Maggie in White by Sharon Burch Toner

Maggie in White (Maggie McGill Mystery, #7)

Maggie in White by Sharon Burch Toner
ISBN: 9781500331788
Published by: CreateSpace Publishing
Published: October 2014
Trade Paperback, 250 pages

Maggie and Allie take a shortcut through the mountains on their way to a getaway weekend in Southern California, get caught in a blizzard and slide off the road. Ever resourceful, they leave their car in the ravine and set out to find help, stumbling upon remote Sanctuary Inn. Happy to find warmth and shelter to wait out the storm in a beautiful Inn, they discover that it has everything one could possibly want in a weekend retreat, friendly, concerned owners, delicious homemade food, a well-stocked library, beautiful paintings, exercise equipment, a greenhouse for fresh produce, 6 horses, 2 dogs, 2 cats and as the narrator says, “it reeks of money.”  Maggie calls the Inn “never, never land.”
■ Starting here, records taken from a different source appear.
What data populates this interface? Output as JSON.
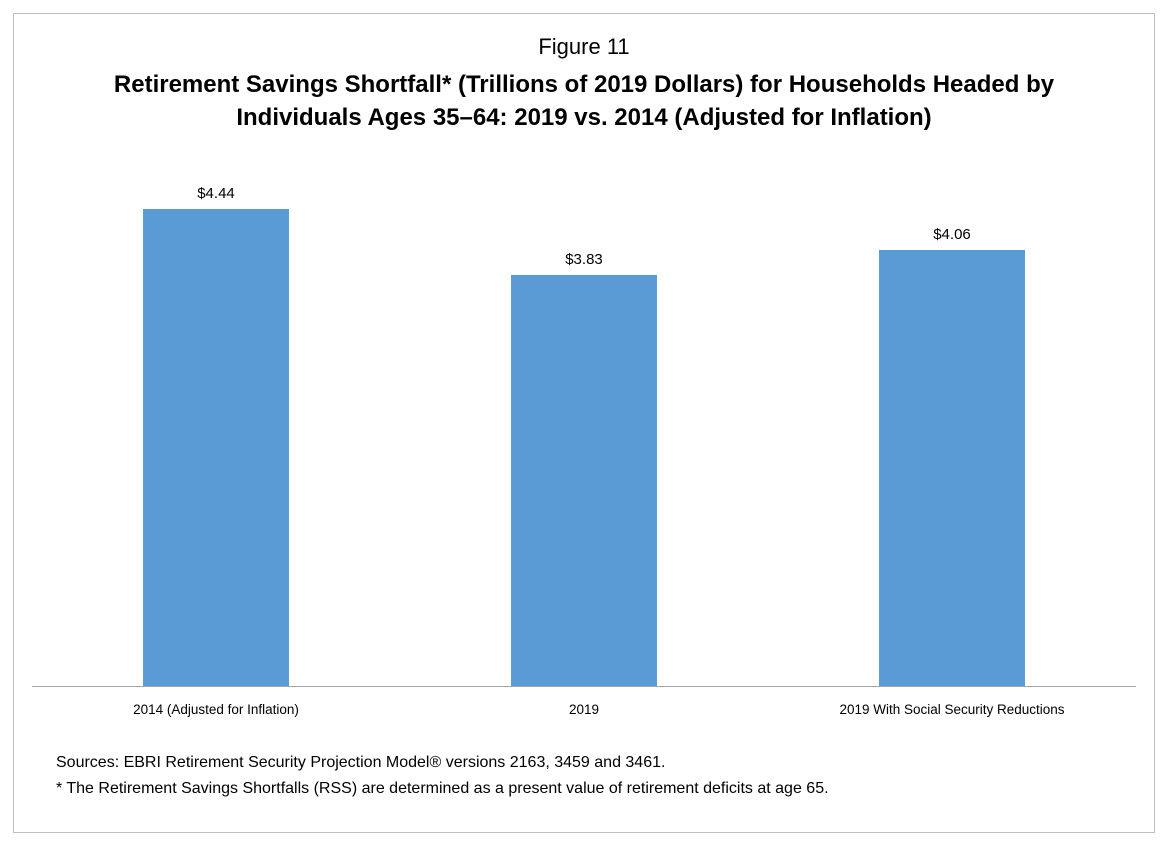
{
  "figure": {
    "label": "Figure 11"
  },
  "chart_data": {
    "type": "bar",
    "title": "Retirement Savings Shortfall* (Trillions of 2019 Dollars) for Households Headed by Individuals Ages 35–64: 2019 vs. 2014 (Adjusted for Inflation)",
    "categories": [
      "2014 (Adjusted for Inflation)",
      "2019",
      "2019 With Social Security Reductions"
    ],
    "values": [
      4.44,
      3.83,
      4.06
    ],
    "data_labels": [
      "$4.44",
      "$3.83",
      "$4.06"
    ],
    "xlabel": "",
    "ylabel": "",
    "ylim": [
      0,
      4.87
    ],
    "grid": false,
    "legend": false,
    "bar_color": "#5b9bd5",
    "axis_line_color": "#a6a6a6"
  },
  "footnotes": {
    "sources": "Sources: EBRI Retirement Security Projection Model® versions 2163, 3459 and 3461.",
    "note": "* The Retirement Savings Shortfalls (RSS) are determined as a present value of retirement deficits at age 65."
  }
}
The narration then switches to Paris 1942 where Nils Von Pfeffer, a curator of art at the Jeu de Palme museum “rescues” 13 valuable pieces of art that the Nazis deem degenerate and want destroyed. He and his wife narrowly escape the Nazis, immigrate to America and set up an art gallery with the stolen artwork. This is the very touching backstory to the novel. The reader will love the family letters detailing the events.
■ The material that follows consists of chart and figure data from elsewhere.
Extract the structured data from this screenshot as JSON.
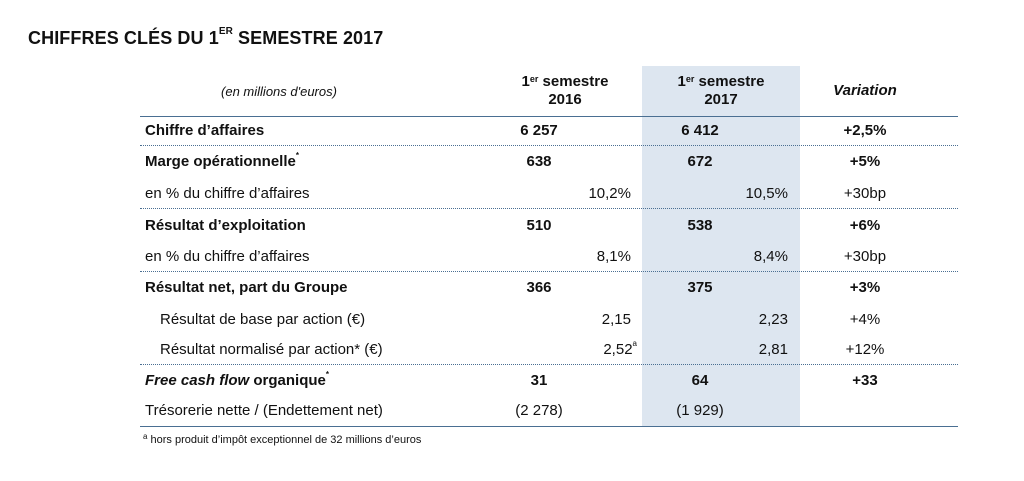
{
  "title": {
    "main": "CHIFFRES CLÉS DU 1",
    "sup": "ER",
    "rest": " SEMESTRE 2017"
  },
  "header": {
    "units": "(en millions d'euros)",
    "col2016": {
      "num": "1",
      "sup": "er",
      "word": " semestre",
      "year": "2016"
    },
    "col2017": {
      "num": "1",
      "sup": "er",
      "word": " semestre",
      "year": "2017"
    },
    "variation": "Variation"
  },
  "rows": {
    "ca": {
      "label": "Chiffre d’affaires",
      "v2016": "6 257",
      "v2017": "6 412",
      "var": "+2,5%"
    },
    "marge": {
      "label": "Marge opérationnelle",
      "mark": "*",
      "v2016": "638",
      "v2017": "672",
      "var": "+5%"
    },
    "marge_pct": {
      "label": "en % du chiffre d’affaires",
      "v2016": "10,2%",
      "v2017": "10,5%",
      "var": "+30bp"
    },
    "rex": {
      "label": "Résultat d’exploitation",
      "v2016": "510",
      "v2017": "538",
      "var": "+6%"
    },
    "rex_pct": {
      "label": "en % du chiffre d’affaires",
      "v2016": "8,1%",
      "v2017": "8,4%",
      "var": "+30bp"
    },
    "rn": {
      "label": "Résultat net, part du Groupe",
      "v2016": "366",
      "v2017": "375",
      "var": "+3%"
    },
    "bpa": {
      "label": "Résultat de base par action (€)",
      "v2016": "2,15",
      "v2017": "2,23",
      "var": "+4%"
    },
    "bpa_norm": {
      "label": "Résultat normalisé par action* (€)",
      "v2016": "2,52",
      "v2016_sup": "a",
      "v2017": "2,81",
      "var": "+12%"
    },
    "fcf": {
      "label_italic": "Free cash flow",
      "label_rest": " organique",
      "mark": "*",
      "v2016": "31",
      "v2017": "64",
      "var": "+33"
    },
    "treso": {
      "label": "Trésorerie nette / (Endettement net)",
      "v2016": "(2 278)",
      "v2017": "(1 929)",
      "var": ""
    }
  },
  "footnote": {
    "sup": "a",
    "text": " hors produit d’impôt exceptionnel de 32 millions d’euros"
  },
  "colors": {
    "highlight": "#dde6f0",
    "rule": "#4a6f92"
  }
}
Back at the Inn, Maggie and Allie meet the handful of seemingly normal guests;  but then dead bodies begin to appear, one in a horse stall, another in the greenhouse;  everyone becomes a suspect and some people are not who they seem to be. As in all of the previous Maggie books, amateur sleuthing takes place by Maggie and Allie. Both are getting better at it. Allie even has the presence of mind to take pictures of the crime scene with her cell phone!

I loved the description of the horses at the Inn, particularly the two Arabians, Rafik and Laziz. How wonderful to walk into a barn and be greeted by horses! “And Allah took a handful of southerly wind, blew his breath over it, and created the horse…Thou shall fly without wings, and conquer without any sword. Oh horse”  says a Bedouin legend quoted by the author. Beautiful!
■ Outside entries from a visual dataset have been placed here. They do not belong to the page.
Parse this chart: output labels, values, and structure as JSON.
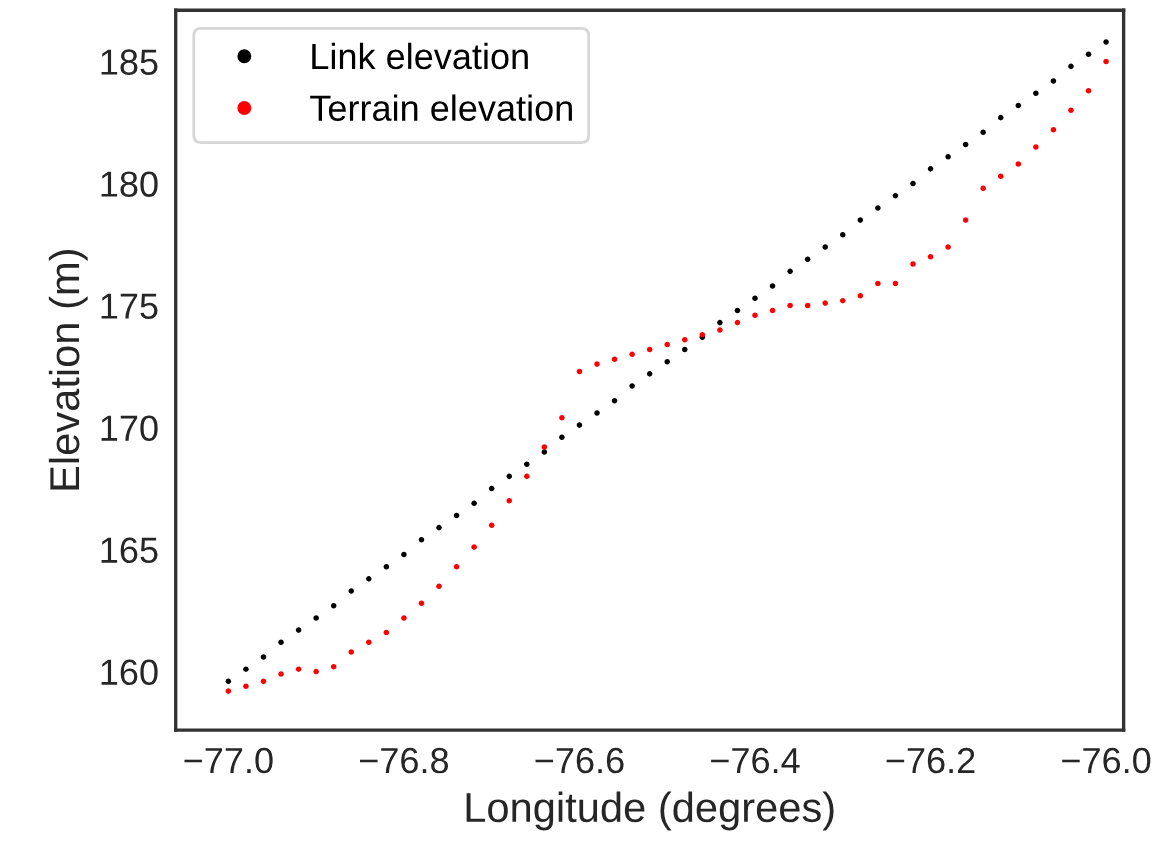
{
  "chart_data": {
    "type": "scatter",
    "xlabel": "Longitude (degrees)",
    "ylabel": "Elevation (m)",
    "x": [
      -77.0,
      -76.98,
      -76.96,
      -76.94,
      -76.92,
      -76.9,
      -76.88,
      -76.86,
      -76.84,
      -76.82,
      -76.8,
      -76.78,
      -76.76,
      -76.74,
      -76.72,
      -76.7,
      -76.68,
      -76.66,
      -76.64,
      -76.62,
      -76.6,
      -76.58,
      -76.56,
      -76.54,
      -76.52,
      -76.5,
      -76.48,
      -76.46,
      -76.44,
      -76.42,
      -76.4,
      -76.38,
      -76.36,
      -76.34,
      -76.32,
      -76.3,
      -76.28,
      -76.26,
      -76.24,
      -76.22,
      -76.2,
      -76.18,
      -76.16,
      -76.14,
      -76.12,
      -76.1,
      -76.08,
      -76.06,
      -76.04,
      -76.02,
      -76.0
    ],
    "series": [
      {
        "name": "Link elevation",
        "color": "#000000",
        "values": [
          159.6,
          160.1,
          160.6,
          161.2,
          161.7,
          162.2,
          162.7,
          163.3,
          163.8,
          164.3,
          164.8,
          165.4,
          165.9,
          166.4,
          166.9,
          167.5,
          168.0,
          168.5,
          169.0,
          169.6,
          170.1,
          170.6,
          171.1,
          171.7,
          172.2,
          172.7,
          173.2,
          173.7,
          174.3,
          174.8,
          175.3,
          175.8,
          176.4,
          176.9,
          177.4,
          177.9,
          178.5,
          179.0,
          179.5,
          180.0,
          180.6,
          181.1,
          181.6,
          182.1,
          182.7,
          183.2,
          183.7,
          184.2,
          184.8,
          185.3,
          185.8
        ]
      },
      {
        "name": "Terrain elevation",
        "color": "#ff0000",
        "values": [
          159.2,
          159.4,
          159.6,
          159.9,
          160.1,
          160.0,
          160.2,
          160.8,
          161.2,
          161.6,
          162.2,
          162.8,
          163.5,
          164.3,
          165.1,
          166.0,
          167.0,
          168.0,
          169.2,
          170.4,
          172.3,
          172.6,
          172.8,
          173.0,
          173.2,
          173.4,
          173.6,
          173.8,
          174.0,
          174.3,
          174.6,
          174.8,
          175.0,
          175.0,
          175.1,
          175.2,
          175.4,
          175.9,
          175.9,
          176.7,
          177.0,
          177.4,
          178.5,
          179.8,
          180.3,
          180.8,
          181.5,
          182.2,
          183.0,
          183.8,
          185.0
        ]
      }
    ],
    "xlim": [
      -77.06,
      -75.98
    ],
    "ylim": [
      157.6,
      187.1
    ],
    "xticks": [
      {
        "value": -77.0,
        "label": "−77.0"
      },
      {
        "value": -76.8,
        "label": "−76.8"
      },
      {
        "value": -76.6,
        "label": "−76.6"
      },
      {
        "value": -76.4,
        "label": "−76.4"
      },
      {
        "value": -76.2,
        "label": "−76.2"
      },
      {
        "value": -76.0,
        "label": "−76.0"
      }
    ],
    "yticks": [
      160,
      165,
      170,
      175,
      180,
      185
    ],
    "grid": false,
    "legend": "top left",
    "marker": "circle"
  }
}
The mystery kept me turning the pages. I was particularly interested in how the author intertwined the events in Europe during the war years with the present-day story. Very imaginative, but believable.

This is the author’s most ambitious work and in my opinion, her best, as she successfully weaves in mystery, murder, art forgery, Nazi intrigue, romance, adventure on the high seas and the ever-present close relationship between mother and daughter. And it’s an entirely clean read.




Note: This book is rated C = clean read.

Reviewed by Sandra

Disclosure: Thanks to Sharon Burch Toner for sending me this book for review. I was not compensated in any other way, nor told how to rate or review this product.